Delivery Guarantees
Source Connector
The source connector guarantees "at least once" delivery of the latest version of each document.
In some situations, the source connector may "rewind" the document stream and restart from an earlier point in history.
Except for rewinding, the source connector preserves the order of changes within the same Couchbase partition (or "virtual bucket"), and changes to a document are published in the order they occurred.
The order between changes in different Couchbase partitions is not guaranteed.
When a document is removed from Couchbase due to expiration, the connector does not publish the deletion until the expired document is purged from Couchbase.
The source connector does not guarantee every version of a document will be reflected in the Kafka topic.
For example, if a Couchbase document value changes rapidly from V1 → V2 → V3 , or if the connector is not running when the change occurs, the connector is only guaranteed to publish the latest value (V3 ).
In other words, changes to the same document may be "deduplicated", in which case only the latest version is published.
|
For use cases that require every document version be reflected in the event stream, some possible options are:
-
Configure the source bucket and/or collections to preserve historical document versions (requires Couchbase Server 7.2 or later). The connector publishes every historical document version it encounters. Be aware that Couchbase Server does not store historical document versions forever. Document changes that are evicted from history become eligible for deduplication. See the Change History page.
-
Alternatively, treat the documents as immutable, and write a new document for each application event. In other words, make
V1
,V2
, andV3
separate documents. -
A third option is to include a version history inside each document. For example, the first version of a document would be just
[V1]
. The second version would addV2
, resulting in[V1,V2]
. After addingV3
, it would be[V1,V2,V3]
.
Sink Connector
The sink connector guarantees "at least once" delivery of each record in the Kafka topic.
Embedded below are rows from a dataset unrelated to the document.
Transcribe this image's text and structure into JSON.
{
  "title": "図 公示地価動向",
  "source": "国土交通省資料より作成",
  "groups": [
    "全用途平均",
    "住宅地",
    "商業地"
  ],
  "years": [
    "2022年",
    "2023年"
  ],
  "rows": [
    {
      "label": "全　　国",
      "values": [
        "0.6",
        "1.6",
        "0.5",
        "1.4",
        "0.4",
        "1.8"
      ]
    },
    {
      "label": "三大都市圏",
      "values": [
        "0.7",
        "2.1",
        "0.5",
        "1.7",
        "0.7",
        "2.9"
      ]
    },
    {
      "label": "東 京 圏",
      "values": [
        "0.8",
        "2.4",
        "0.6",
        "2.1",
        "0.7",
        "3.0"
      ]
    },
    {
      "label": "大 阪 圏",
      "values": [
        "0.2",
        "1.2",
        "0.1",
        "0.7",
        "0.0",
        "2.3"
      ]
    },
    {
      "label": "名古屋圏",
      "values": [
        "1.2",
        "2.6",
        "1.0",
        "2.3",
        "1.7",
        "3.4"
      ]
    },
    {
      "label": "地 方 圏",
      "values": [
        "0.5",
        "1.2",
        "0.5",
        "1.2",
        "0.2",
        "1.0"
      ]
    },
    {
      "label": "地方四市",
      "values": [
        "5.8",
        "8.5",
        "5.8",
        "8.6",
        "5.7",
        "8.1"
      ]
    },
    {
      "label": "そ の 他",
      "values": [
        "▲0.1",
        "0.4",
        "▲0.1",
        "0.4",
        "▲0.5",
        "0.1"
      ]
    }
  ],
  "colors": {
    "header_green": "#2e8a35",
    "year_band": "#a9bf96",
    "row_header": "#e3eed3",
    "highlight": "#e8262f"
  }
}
In other words, the sink connector guarantees it will write every Kafka record to Couchbase, unless the record is intentionally discarded by a custom sink handler.
To improve the likelihood that every write survives a Couchbase Server failover event, consider configuring the couchbase.durability config property.
|
If the sink connector fails to write a record to Couchbase, it will retry up to the timeout specified by the couchbase.retry.timeout
config property.
If the timeout expires before the write succeeds, the connector terminates.
When you restart the connector, it resumes reading from the Kafka topic at an offset prior to where it stopped. As a result, some records might get written to Couchbase more than once.
Unless the sink connector is reprocessing records after a restart, it preserves the order of changes within the same Kafka partition, and records are written to Couchbase in the order they were published to the topic.
The order between writes for records in different Kafka partitions is not guaranteed.
Avoid random partition assignment
To guarantee documents in Couchbase are eventually consistent with the records in the Kafka topic, avoid random Kafka partition assignment when publishing to the topic.
Always use the default partition assignment strategy, or some other strategy that assigns records with the same key to the same partition.
|